I'm programming a pic 16f870 with a pickit2. all has been working fine till today. I now get a message "programming failed at program memory address oxoooo5c) (or 0x000033). I've checked everything and recompiled and reloaded the hex but still gives same message. I do not understand how to read hex or if it even can be read so I don't know where to go from here. Help would be greatly appreaciated
PS Chip is not very old (programmed maybe 30 times)
AGCB!! I had a similar issue last week.. I was trying to program a pic12f675...I have done this a million times, but out of the blue it failed. I tried about 10 times, until I noticed the voltage was sitting at 4.5V instead of the normal 5.0V... I changed it back and now it works... The thing was, I never changed it, and I'm the only one who uses it.
Yes. I checked the voltage and everything I can think of. Shut down everything and reloaded. Searched for what 3VO said but can't find anything.

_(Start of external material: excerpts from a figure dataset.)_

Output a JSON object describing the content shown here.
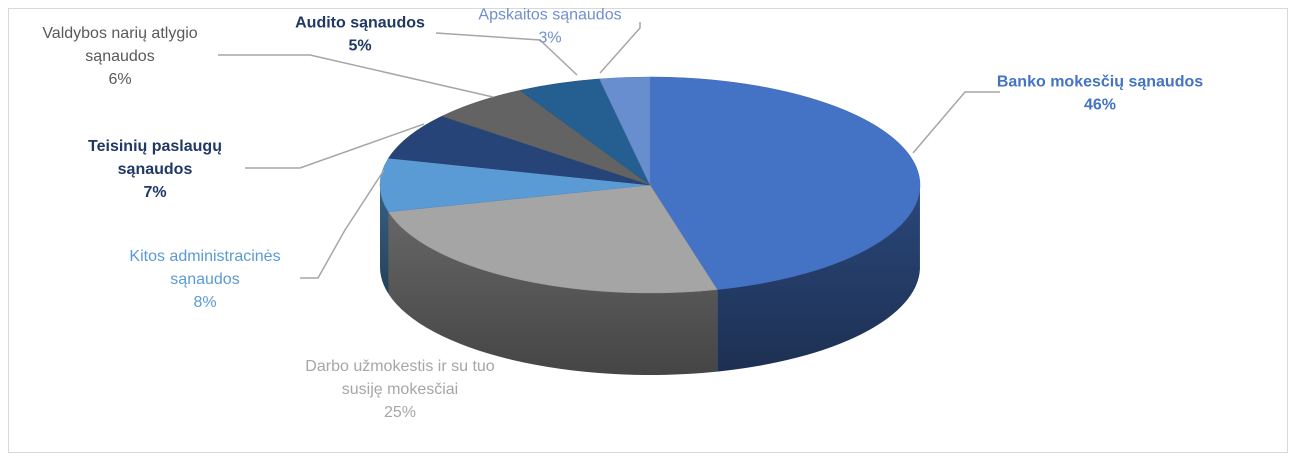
{
  "chart_data": {
    "type": "pie",
    "style": "3d",
    "title": "",
    "slices": [
      {
        "label_lines": [
          "Banko mokesčių sąnaudos"
        ],
        "pct_text": "46%",
        "value": 46,
        "color": "#4472c4",
        "label_color": "#4472c4",
        "bold": true
      },
      {
        "label_lines": [
          "Darbo užmokestis ir su tuo",
          "susiję mokesčiai"
        ],
        "pct_text": "25%",
        "value": 25,
        "color": "#a5a5a5",
        "label_color": "#a6a6a6",
        "bold": false
      },
      {
        "label_lines": [
          "Kitos administracinės",
          "sąnaudos"
        ],
        "pct_text": "8%",
        "value": 8,
        "color": "#5b9bd5",
        "label_color": "#5b9bd5",
        "bold": false
      },
      {
        "label_lines": [
          "Teisinių paslaugų",
          "sąnaudos"
        ],
        "pct_text": "7%",
        "value": 7,
        "color": "#264478",
        "label_color": "#1f3864",
        "bold": true
      },
      {
        "label_lines": [
          "Valdybos narių atlygio",
          "sąnaudos"
        ],
        "pct_text": "6%",
        "value": 6,
        "color": "#636363",
        "label_color": "#595959",
        "bold": false
      },
      {
        "label_lines": [
          "Audito sąnaudos"
        ],
        "pct_text": "5%",
        "value": 5,
        "color": "#255e91",
        "label_color": "#1f3864",
        "bold": true
      },
      {
        "label_lines": [
          "Apskaitos sąnaudos"
        ],
        "pct_text": "3%",
        "value": 3,
        "color": "#698ed0",
        "label_color": "#6f8fd0",
        "bold": false
      }
    ],
    "legend": "none",
    "leader_line_color": "#a6a6a6"
  }
}
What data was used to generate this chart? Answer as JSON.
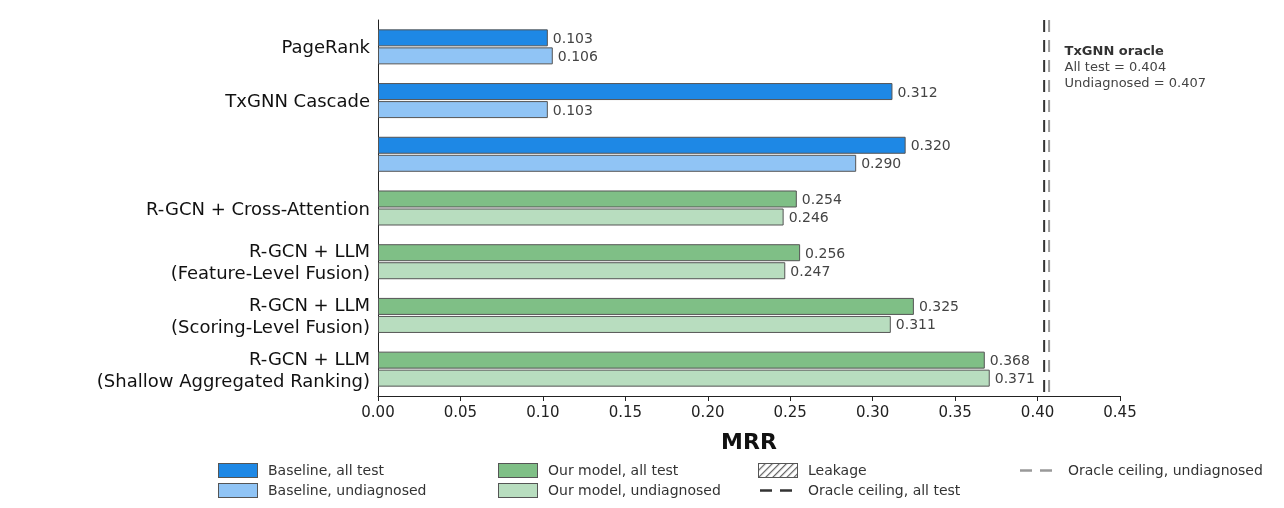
{
  "chart_data": {
    "type": "bar",
    "orientation": "horizontal",
    "xlabel": "MRR",
    "categories": [
      "PageRank",
      "TxGNN Cascade",
      null,
      "R-GCN + Cross-Attention",
      "R-GCN + LLM\n(Feature-Level Fusion)",
      "R-GCN + LLM\n(Scoring-Level Fusion)",
      "R-GCN + LLM\n(Shallow Aggregated Ranking)"
    ],
    "series": [
      {
        "name": "Baseline, all test",
        "color": "#1e88e5",
        "values": [
          0.103,
          0.312,
          0.32,
          null,
          null,
          null,
          null
        ],
        "value_labels": [
          "0.103",
          "0.312",
          "0.320",
          null,
          null,
          null,
          null
        ]
      },
      {
        "name": "Baseline, undiagnosed",
        "color": "#90c4f5",
        "values": [
          0.106,
          0.103,
          0.29,
          null,
          null,
          null,
          null
        ],
        "value_labels": [
          "0.106",
          "0.103",
          "0.290",
          null,
          null,
          null,
          null
        ]
      },
      {
        "name": "Our model, all test",
        "color": "#7fbf86",
        "values": [
          null,
          null,
          null,
          0.254,
          0.256,
          0.325,
          0.368
        ],
        "value_labels": [
          null,
          null,
          null,
          "0.254",
          "0.256",
          "0.325",
          "0.368"
        ]
      },
      {
        "name": "Our model, undiagnosed",
        "color": "#b8ddbf",
        "values": [
          null,
          null,
          null,
          0.246,
          0.247,
          0.311,
          0.371
        ],
        "value_labels": [
          null,
          null,
          null,
          "0.246",
          "0.247",
          "0.311",
          "0.371"
        ]
      }
    ],
    "xlim": [
      0,
      0.45
    ],
    "xticks": [
      {
        "value": 0,
        "label": "0.00"
      },
      {
        "value": 0.05,
        "label": "0.05"
      },
      {
        "value": 0.1,
        "label": "0.10"
      },
      {
        "value": 0.15,
        "label": "0.15"
      },
      {
        "value": 0.2,
        "label": "0.20"
      },
      {
        "value": 0.25,
        "label": "0.25"
      },
      {
        "value": 0.3,
        "label": "0.30"
      },
      {
        "value": 0.35,
        "label": "0.35"
      },
      {
        "value": 0.4,
        "label": "0.40"
      },
      {
        "value": 0.45,
        "label": "0.45"
      }
    ],
    "ref_lines": [
      {
        "axis": "x",
        "value": 0.404,
        "label": "Oracle ceiling, all test",
        "color": "#333333",
        "line_style": "dashed"
      },
      {
        "axis": "x",
        "value": 0.407,
        "label": "Oracle ceiling, undiagnosed",
        "color": "#999999",
        "line_style": "dashed"
      }
    ],
    "annotations": [
      "TxGNN oracle",
      "All test = 0.404",
      "Undiagnosed = 0.407",
      "Leakage"
    ],
    "legend": "bottom"
  }
}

I just programmed this earlier today, several times and all worked great, but now keeps coming up this 0x00033 location problem. I don't know what to do next.
Have you tried the chip? Does it work? Is it really a faulty location.
I get around it by having a different programmer as a back-up and re-programming the chip.
I tried a different chip and it does the same but with a different location. Sometimes 0x0000. Tried a different usb port and troubleshot pickit2. Same thing
No. It's a clone. When I bought it I did not know about such things. Where is the best place to buy a genuine. Microchip denied my credit card for "general" reasons. Whatever that is. Guess I did not spend enough money with them for the "bother"!
Seems to work if I open the programmer and import the hex before inserting the chip and turning on Vcc. It worked for 13 months and programmed at least a thousand times without a glitch till yesterday.
1. You may have worn out the micro.
2. You may have damaged the micro.
3. You may have "locked-up" the micro. - it may not be re-programming.
Try shorting all the pins as the slightest remaining voltage on the chip will keep it locked-up.